Old and new addresses and spam
In response to an aside wondering how fast spam fell off for disused email addresses, Henry Spencer wrote me to mention that his older address (disused now for many years) gets a lot more spam than his current address. I've been thinking about this since then and I've realized that I implicitly divide disused addresses into at least two different categories. Let us call these the old active addresses and everything else.
Put simply, the old active addresses were actively and generally widely used on the Internet in what is roughly the pre-spam era. Henry Spencer's old address is definitely one example of this, since Henry spent years being active (and famous) on Usenet. Old active addresses were visible to spammers in the era where spammers began accumulating address lists and as a result they made it on to a huge number of such lists. These lists seem to still circulate and recombine today, even though an increasing amount of the addresses are no longer valid; effectively they have an exceptionally and I suspect atypically long half-life.
(One of my old addresses seems to be like this, in fact, although not the address that prompted my earlier entry.)
Other addresses either weren't visible enough to make it on to those early spammer address lists or postdate them in general.

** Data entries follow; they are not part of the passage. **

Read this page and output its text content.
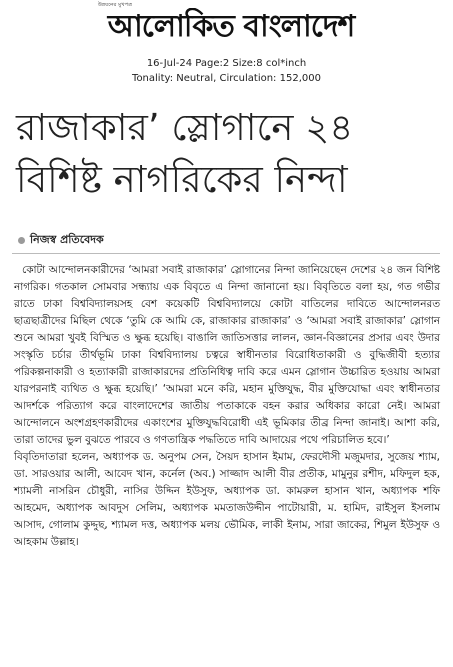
উন্নয়নের মুখপত্র
আলোকিত বাংলাদেশ
16-Jul-24 Page:2 Size:8 col*inch
Tonality: Neutral, Circulation: 152,000
রাজাকার’ স্লোগানে ২৪
বিশিষ্ট নাগরিকের নিন্দা
নিজস্ব প্রতিবেদক

কোটা আন্দোলনকারীদের ‘আমরা সবাই রাজাকার’ স্লোগানের নিন্দা জানিয়েছেন দেশের ২৪ জন বিশিষ্ট নাগরিক। গতকাল সোমবার সন্ধ্যায় এক বিবৃতে এ নিন্দা জানানো হয়। বিবৃতিতে বলা হয়, গত গভীর রাতে ঢাকা বিশ্ববিদ্যালয়সহ বেশ কয়েকটি বিশ্ববিদ্যালয়ে কোটা বাতিলের দাবিতে আন্দোলনরত ছাত্রছাত্রীদের মিছিল থেকে ‘তুমি কে আমি কে, রাজাকার রাজাকার’ ও ‘আমরা সবাই রাজাকার’ স্লোগান শুনে আমরা খুবই বিস্মিত ও ক্ষুব্ধ হয়েছি। বাঙালি জাতিসত্তার লালন, জ্ঞান-বিজ্ঞানের প্রসার এবং উদার সংস্কৃতি চর্চার তীর্থভূমি ঢাকা বিশ্ববিদ্যালয় চত্বরে স্বাধীনতার বিরোধিতাকারী ও বুদ্ধিজীবী হত্যার পরিকল্পনাকারী ও হত্যাকারী রাজাকারদের প্রতিনিধিত্ব দাবি করে এমন স্লোগান উচ্চারিত হওয়ায় আমরা যারপরনাই ব্যথিত ও ক্ষুব্ধ হয়েছি।’ ‘আমরা মনে করি, মহান মুক্তিযুদ্ধ, বীর মুক্তিযোদ্ধা এবং স্বাধীনতার আদর্শকে পরিত্যাগ করে বাংলাদেশের জাতীয় পতাকাকে বহন করার অধিকার কারো নেই। আমরা আন্দোলনে অংশগ্রহণকারীদের একাংশের মুক্তিযুদ্ধবিরোধী এই ভূমিকার তীব্র নিন্দা জানাই। আশা করি, তারা তাদের ভুল বুঝতে পারবে ও গণতান্ত্রিক পদ্ধতিতে দাবি আদায়ের পথে পরিচালিত হবে।’

বিবৃতিদাতারা হলেন, অধ্যাপক ড. অনুপম সেন, সৈয়দ হাসান ইমাম, ফেরদৌসী মজুমদার, সুজেয় শ্যাম, ডা. সারওয়ার আলী, আবেদ খান, কর্নেল (অব.) সাজ্জাদ আলী বীর প্রতীক, মামুনুর রশীদ, মফিদুল হক, শ্যামলী নাসরিন চৌধুরী, নাসির উদ্দিন ইউসুফ, অধ্যাপক ডা. কামরুল হাসান খান, অধ্যাপক শফি আহমেদ, অধ্যাপক আবদুস সেলিম, অধ্যাপক মমতাজউদ্দীন পাটোয়ারী, ম. হামিদ, রাইসুল ইসলাম আসাদ, গোলাম কুদ্দুছ, শ্যামল দত্ত, অধ্যাপক মলয় ভৌমিক, লাকী ইনাম, সারা জাকের, শিমুল ইউসুফ ও আহকাম উল্লাহ।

These addresses are not so universal in spammer usage and so get hit less and, I assume, also fall out of usage faster and to a larger degree. These are the addresses where it's interesting to ask about the half life of spam. Of course what I think of as a general category here is probably some number of different ones that I don't really see because I don't have enough exposure to information about how spammers harvest and pass around addresses today.
(My impression is that one reason old active addresses are so heavily spammed is that these old addresses have become pervasively and basically freely available to spammers via many paths. I assume that newer addresses are harder and more costly for spammers to get, so they are less pervasive. This is probably an incorrect assumption.)

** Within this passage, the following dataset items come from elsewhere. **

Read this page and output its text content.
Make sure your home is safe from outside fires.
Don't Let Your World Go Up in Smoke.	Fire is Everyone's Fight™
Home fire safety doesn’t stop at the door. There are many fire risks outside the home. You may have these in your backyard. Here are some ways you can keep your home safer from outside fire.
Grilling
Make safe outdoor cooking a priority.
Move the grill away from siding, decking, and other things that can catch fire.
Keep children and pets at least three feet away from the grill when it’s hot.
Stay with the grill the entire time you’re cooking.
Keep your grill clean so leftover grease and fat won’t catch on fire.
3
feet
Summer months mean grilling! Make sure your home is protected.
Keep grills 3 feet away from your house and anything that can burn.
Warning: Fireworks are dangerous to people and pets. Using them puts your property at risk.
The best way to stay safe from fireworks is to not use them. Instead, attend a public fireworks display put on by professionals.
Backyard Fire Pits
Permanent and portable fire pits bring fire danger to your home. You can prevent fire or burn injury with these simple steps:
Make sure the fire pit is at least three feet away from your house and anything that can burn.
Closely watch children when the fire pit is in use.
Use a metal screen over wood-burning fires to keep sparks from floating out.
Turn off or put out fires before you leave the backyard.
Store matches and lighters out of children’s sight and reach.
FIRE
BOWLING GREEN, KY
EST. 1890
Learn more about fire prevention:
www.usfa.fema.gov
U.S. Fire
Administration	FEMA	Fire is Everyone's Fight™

The real thing this has made me realize that I don't really know much about how modern spammers operate. Is there a modern equivalent of the old 'million addresses' CDs that spammers apparently used to sell and pass around a decade ago, for example? I have no idea.
(I'm not likely to find out, either, since doing so would take a bunch of work even to find reliable sources of information and I just don't care enough any more. My spam problems have been basically solved by us outsourcing the work to commercial software.)
Some things I've learned from transitioning a website to HTTPS
A while back I first added a HTTPS version of my personal site along side the existing HTTP version and then decided that I was going to actively migrate it to HTTPS. The whole thing has been running for a few months now, so it seems about time to write up some things I've learned from it.
The first set of lessons I learned were about everything on my side,
especially my own code. The first layer of problems was code et al with
http:' bits in it; it was amazing and depressing how many
places I was just automatically doing that (you could call this 'HTTP
blindness' if you wanted a trendy term for it). The more subtle problem
areas were things like caches, where a HTTP version of a page might be
different from a HTTPS version yet I was storing them under the same
cache key. I also ran into a situation where I wanted to generate output
for a HTTP URL request but use the 'canonical' HTTPS URLs for links
embedded in the result; this required adding a feature to DWiki.
(I also found a certain amount of other software that didn't cope well.
For example, the Fedora 19 version of mod_wsgi doesn't seem to cope
with a single WSGI application group that's served over both HTTP and
HTTPS environment value latches to one value and never
Once I had my own code working I got to find out all sorts of depressing things about how other people's code deals with such a transition. In no particular order:
- while search engines did eventually switch over to returning HTTPS
results and to crawling only the HTTPS version of my site, it
took a surprisingly long time (and the switch may not be complete
even now, it's hard to tell).
- Many syndication feed fetchers have not changed to the HTTPS version;
they still request a HTTP URL then get redirected. I will reluctantly
concede that there are sensible reasons for this behavior. It does mean that the HTTP redirects
will probably live on forever.
- There are a certain number of syndication feed fetchers that still
don't deal with HTTPS feeds or at least with redirections to them.
Yes, really, in 2013. Unfortunately two of these are FeedBurner
and the common Planet software, both of which I at least sort of
care about. This led to the 'generate HTTP version but use the
canonical HTTPS links' situation for my software.
- Some web spiders don't follow redirects for
robots.txt. I decided to not redirect for that URL alone rather than block the spiders outright in the server configuration, partly because the former was a bit easier than the latter.
(I already totally ban the spiders in
robots.txt, which is one reason I wanted them to see it.)
Despite all of this the process has been relatively straightforward and mostly without problems. To the extent that there were problems, I'm more or less glad to know about them (and to fix my code; it was always broken, I just didn't realize it).